La extorsión oficial no sólo indujo al suicidio a Mabel Balconte. También dio lugar a una causa presentada por el presidente del bloque de diputados del Frente para la Victoria, Héctor Recalde, por las amenazas contra Máximo Kirchner del contador Gerardo Morales y del fiscal de Estado y apoderado del PRO jujeño Mariano Miranda. El propio Máximo, junto con Andrés Larroque pidieron ser tenidos por querellantes a la jueza María Servini, y narraron lo sucedido en la reunión del 21 de abril de CFK con más de la mitad del bloque del FpV en el Senado. Allí la senadora jujeña Liliana Fellner

“habría manifestado que ya no existen garantías constitucionales” y que eran práctica habitual las promesas de “alivianar supuestas cargas judiciales, incluso por hechos inexistentes, a cambio de involucrar a Milagro Sala y a otros dirigentes políticos en la supuesta comisión de delitos”.

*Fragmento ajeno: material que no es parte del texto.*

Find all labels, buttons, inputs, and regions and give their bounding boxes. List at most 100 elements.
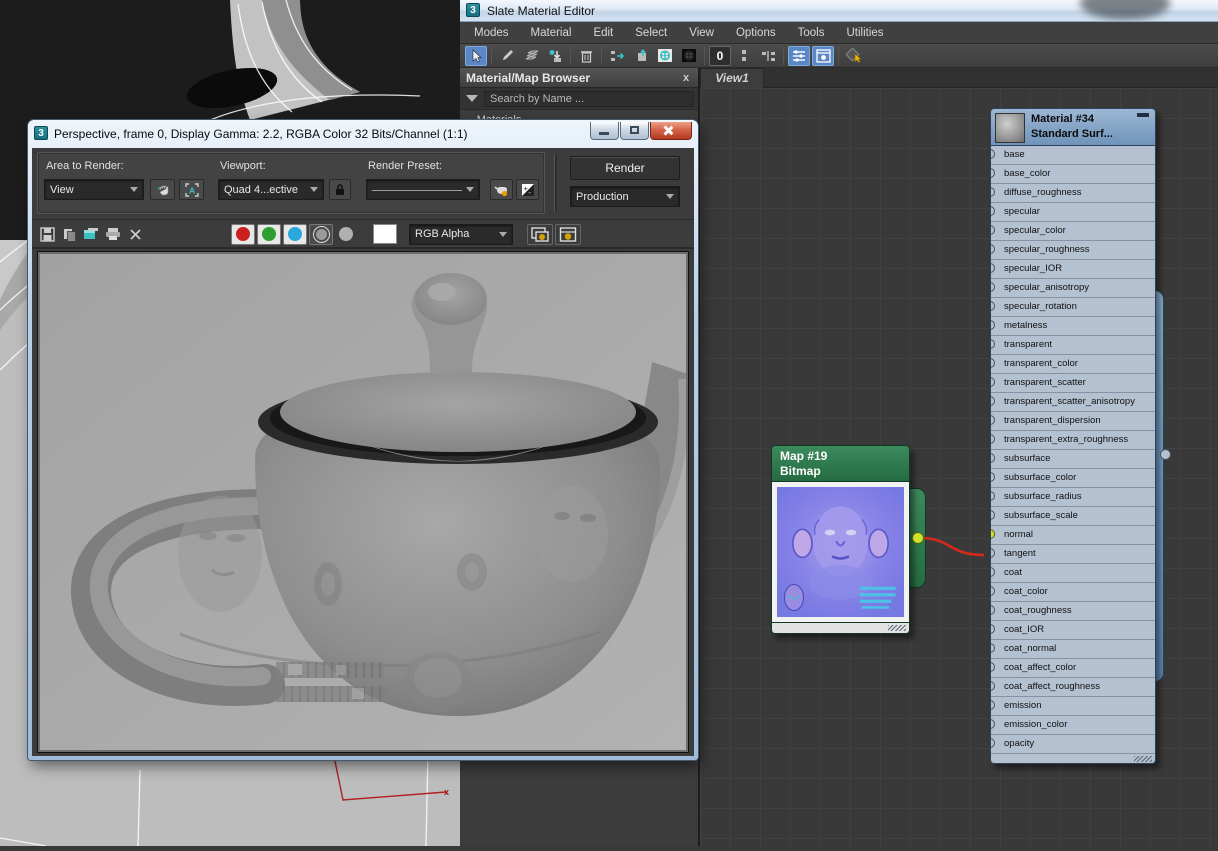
- material-id-channel-button[interactable]: 0: [709, 46, 731, 66]
- material-slot-row[interactable]: transparent_scatter_anisotropy: [991, 393, 1155, 412]
- alpha-channel-button[interactable]: [309, 224, 333, 245]
- viewport-display-toggle-icon[interactable]: [555, 224, 581, 245]
- auto-region-icon[interactable]: A: [179, 179, 204, 200]
- select-cursor-icon[interactable]: [465, 46, 487, 66]
- clear-image-icon[interactable]: [124, 223, 146, 245]
- browser-close-icon[interactable]: x: [680, 72, 692, 84]
- slot-socket[interactable]: [991, 605, 995, 615]
- material-slot-row[interactable]: coat: [991, 564, 1155, 583]
- menu-item[interactable]: Modes: [474, 27, 509, 39]
- slot-socket[interactable]: [991, 700, 995, 710]
- green-channel-button[interactable]: [257, 224, 281, 245]
- material-slot-row[interactable]: specular: [991, 203, 1155, 222]
- material-slot-row[interactable]: coat_affect_roughness: [991, 678, 1155, 697]
- material-node[interactable]: Material #34 Standard Surf... base base_…: [990, 108, 1156, 764]
- blue-channel-button[interactable]: [283, 224, 307, 245]
- material-slot-row[interactable]: emission: [991, 697, 1155, 716]
- menu-item[interactable]: Options: [736, 27, 776, 39]
- show-shaded-material-in-viewport-icon[interactable]: [654, 46, 676, 66]
- material-slot-row[interactable]: coat_IOR: [991, 621, 1155, 640]
- minimize-button[interactable]: [590, 122, 619, 140]
- show-background-icon[interactable]: [678, 46, 700, 66]
- material-slot-row[interactable]: coat_normal: [991, 640, 1155, 659]
- material-slot-row[interactable]: specular_color: [991, 222, 1155, 241]
- slot-socket[interactable]: [991, 586, 995, 596]
- overlay-toggle-icon[interactable]: [527, 224, 553, 245]
- menu-item[interactable]: Tools: [798, 27, 825, 39]
- browser-header[interactable]: Material/Map Browser x: [460, 68, 698, 88]
- lock-viewport-icon[interactable]: [329, 179, 351, 200]
- material-slot-row[interactable]: emission_color: [991, 716, 1155, 735]
- slot-socket[interactable]: [991, 662, 995, 672]
- pan-region-icon[interactable]: [150, 179, 175, 200]
- slot-socket[interactable]: [991, 149, 995, 159]
- material-slot-row[interactable]: specular_anisotropy: [991, 279, 1155, 298]
- menu-item[interactable]: Select: [635, 27, 667, 39]
- resize-grip-icon[interactable]: [888, 625, 906, 631]
- assign-to-selection-icon[interactable]: [544, 46, 566, 66]
- color-swatch[interactable]: [373, 224, 397, 244]
- slot-socket[interactable]: [991, 358, 995, 368]
- material-slot-row[interactable]: diffuse_roughness: [991, 184, 1155, 203]
- material-slot-row[interactable]: opacity: [991, 735, 1155, 754]
- parameter-editor-toggle-icon[interactable]: [812, 46, 834, 66]
- channel-display-select[interactable]: RGB Alpha: [409, 224, 513, 245]
- material-output-socket[interactable]: [1160, 449, 1171, 460]
- material-node-header[interactable]: Material #34 Standard Surf...: [990, 108, 1156, 146]
- slot-socket[interactable]: [991, 206, 995, 216]
- material-slot-row[interactable]: transparent_extra_roughness: [991, 431, 1155, 450]
- clone-buffer-icon[interactable]: [80, 223, 102, 245]
- slot-socket[interactable]: [991, 244, 995, 254]
- move-children-icon[interactable]: [606, 46, 628, 66]
- slot-socket[interactable]: [991, 396, 995, 406]
- slot-socket[interactable]: [991, 301, 995, 311]
- slot-socket[interactable]: [991, 168, 995, 178]
- delete-selected-icon[interactable]: [575, 46, 597, 66]
- render-mode-select[interactable]: Production: [570, 186, 680, 207]
- slot-socket[interactable]: [991, 472, 995, 482]
- material-slot-row[interactable]: subsurface_scale: [991, 507, 1155, 526]
- map-output-socket[interactable]: [912, 532, 924, 544]
- save-image-icon[interactable]: [36, 223, 58, 245]
- slot-socket[interactable]: [991, 491, 995, 501]
- node-canvas[interactable]: Material #34 Standard Surf... base base_…: [700, 88, 1218, 846]
- slot-socket[interactable]: [991, 643, 995, 653]
- maximize-button[interactable]: [620, 122, 649, 140]
- bitmap-map-node[interactable]: Map #19 Bitmap: [771, 445, 910, 634]
- slot-socket[interactable]: [991, 529, 995, 539]
- material-slot-row[interactable]: transparent_dispersion: [991, 412, 1155, 431]
- search-input[interactable]: Search by Name ...: [484, 91, 694, 107]
- pick-material-icon[interactable]: [496, 46, 518, 66]
- resize-grip-icon[interactable]: [1134, 756, 1152, 762]
- select-region-icon[interactable]: [843, 46, 865, 66]
- material-slot-row[interactable]: metalness: [991, 317, 1155, 336]
- render-button[interactable]: Render: [570, 156, 680, 180]
- slot-socket[interactable]: [991, 738, 995, 748]
- material-slot-row[interactable]: specular_roughness: [991, 241, 1155, 260]
- material-slot-row[interactable]: transparent_color: [991, 355, 1155, 374]
- material-slot-row[interactable]: coat_affect_color: [991, 659, 1155, 678]
- render-setup-icon[interactable]: [490, 179, 513, 200]
- slot-socket[interactable]: [991, 282, 995, 292]
- browser-group-row[interactable]: - Materials: [460, 110, 698, 120]
- render-window-titlebar[interactable]: 3 Perspective, frame 0, Display Gamma: 2…: [32, 122, 694, 146]
- slot-socket[interactable]: [991, 225, 995, 235]
- slot-socket[interactable]: [991, 510, 995, 520]
- close-button[interactable]: [650, 122, 692, 140]
- material-slot-row[interactable]: subsurface: [991, 450, 1155, 469]
- material-map-browser-toggle-icon[interactable]: [788, 46, 810, 66]
- slot-socket[interactable]: [991, 434, 995, 444]
- rendered-frame-window[interactable]: 3 Perspective, frame 0, Display Gamma: 2…: [28, 120, 698, 760]
- menu-item[interactable]: Edit: [593, 27, 613, 39]
- menu-item[interactable]: View: [689, 27, 714, 39]
- material-slot-row[interactable]: subsurface_color: [991, 469, 1155, 488]
- search-options-icon[interactable]: [466, 95, 478, 102]
- menu-item[interactable]: Material: [531, 27, 572, 39]
- layout-all-icon[interactable]: [757, 46, 779, 66]
- slot-socket[interactable]: [991, 681, 995, 691]
- red-channel-button[interactable]: [231, 224, 255, 245]
- slot-socket[interactable]: [991, 415, 995, 425]
- material-slot-row[interactable]: specular_rotation: [991, 298, 1155, 317]
- slot-socket[interactable]: [991, 263, 995, 273]
- material-slot-row[interactable]: normal: [991, 526, 1155, 545]
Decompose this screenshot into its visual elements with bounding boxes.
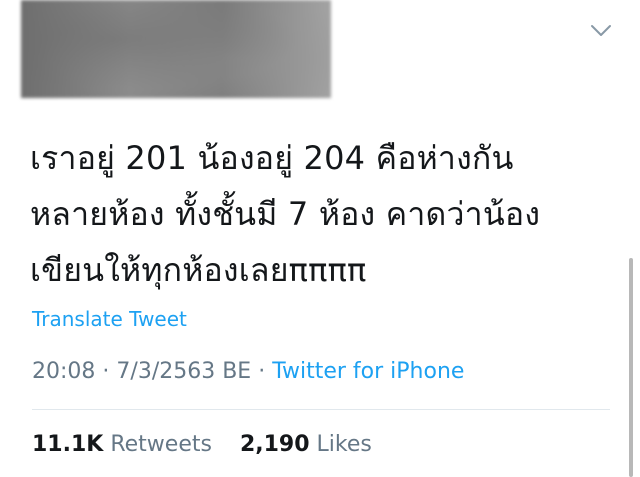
likes-count: 2,190 [239, 432, 310, 457]
tweet-text-line: หลายห้อง ทั้งชั้นมี 7 ห้อง คาดว่าน้อง [30, 195, 541, 233]
likes-label: Likes [316, 432, 372, 457]
translate-tweet-link[interactable]: Translate Tweet [32, 305, 187, 333]
tweet-metadata: 20:08 · 7/3/2563 BE · Twitter for iPhone [32, 357, 464, 387]
chevron-down-icon[interactable] [590, 22, 612, 38]
tweet-stats: 11.1K Retweets 2,190 Likes [32, 430, 372, 460]
tweet-text: เราอยู่ 201 น้องอยู่ 204 คือห่างกัน หลาย… [30, 130, 610, 298]
blurred-profile-image[interactable] [21, 0, 331, 98]
tweet-date: 7/3/2563 BE [116, 359, 252, 384]
tweet-source-link[interactable]: Twitter for iPhone [272, 359, 464, 384]
divider [32, 409, 610, 410]
retweets-stat[interactable]: 11.1K Retweets [32, 432, 219, 457]
retweets-label: Retweets [110, 432, 212, 457]
tweet-detail-view: เราอยู่ 201 น้องอยู่ 204 คือห่างกัน หลาย… [0, 0, 640, 477]
meta-separator: · [102, 359, 110, 384]
tweet-text-line: เขียนให้ทุกห้องเลยππππ [30, 251, 367, 289]
meta-separator: · [258, 359, 266, 384]
retweets-count: 11.1K [32, 432, 104, 457]
tweet-text-line: เราอยู่ 201 น้องอยู่ 204 คือห่างกัน [30, 139, 514, 177]
likes-stat[interactable]: 2,190 Likes [240, 432, 372, 457]
tweet-time: 20:08 [32, 359, 96, 384]
scrollbar[interactable] [629, 258, 633, 477]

A esa extorsión habría atribuido el cambio de su voto que se convirtió en apoyo al acuerdo con los fondos buitre, “modificado a cambio de la libertad de sus “compañeros intendentes”, ya que les habían prometido “alivianarles las cargas judiciales” en las investigaciones que irregularmente se llevan adelante sobre Milagro Sala y su organización”. Además Morales hizo circular entre los intendentes un escrito que debían presentar a la Justicia descargando cualquier desvío de fondos en la organización Tupac Amaru, pese a que quienes certificaban el avance de las obras y liberaban los pagos eran los intendentes. Kirchner y Larroque pidieron que se citara como testigos a los 22 senadores que asistieron a la reunión y que se pidiera al Instituto Patria cualquier grabación de audio o video sobre la reunión. Esto repercutió en la intimidad del bloque, ya que quienes asistieron hablaron con libertad confiados en que las cámaras presentes sólo tomarían imágenes para ilustrar el encuentro. Servini consideró que esta denuncia era un hecho independiente y lo remitió a sorteo, que recayó en el juzgado de Sergio Torres, quien debe decidir si la acepta. Una tercera causa, por denuncia del Comité por la Libertad de Milagro Sala, se tramita en el juzgado de Julián Ercolini. Los kirchneristas solicitan la unificación de las tres y, sobre todo, que no terminen en la justicia de Jujuy, donde el Estado de Derecho pasó a mejor vida.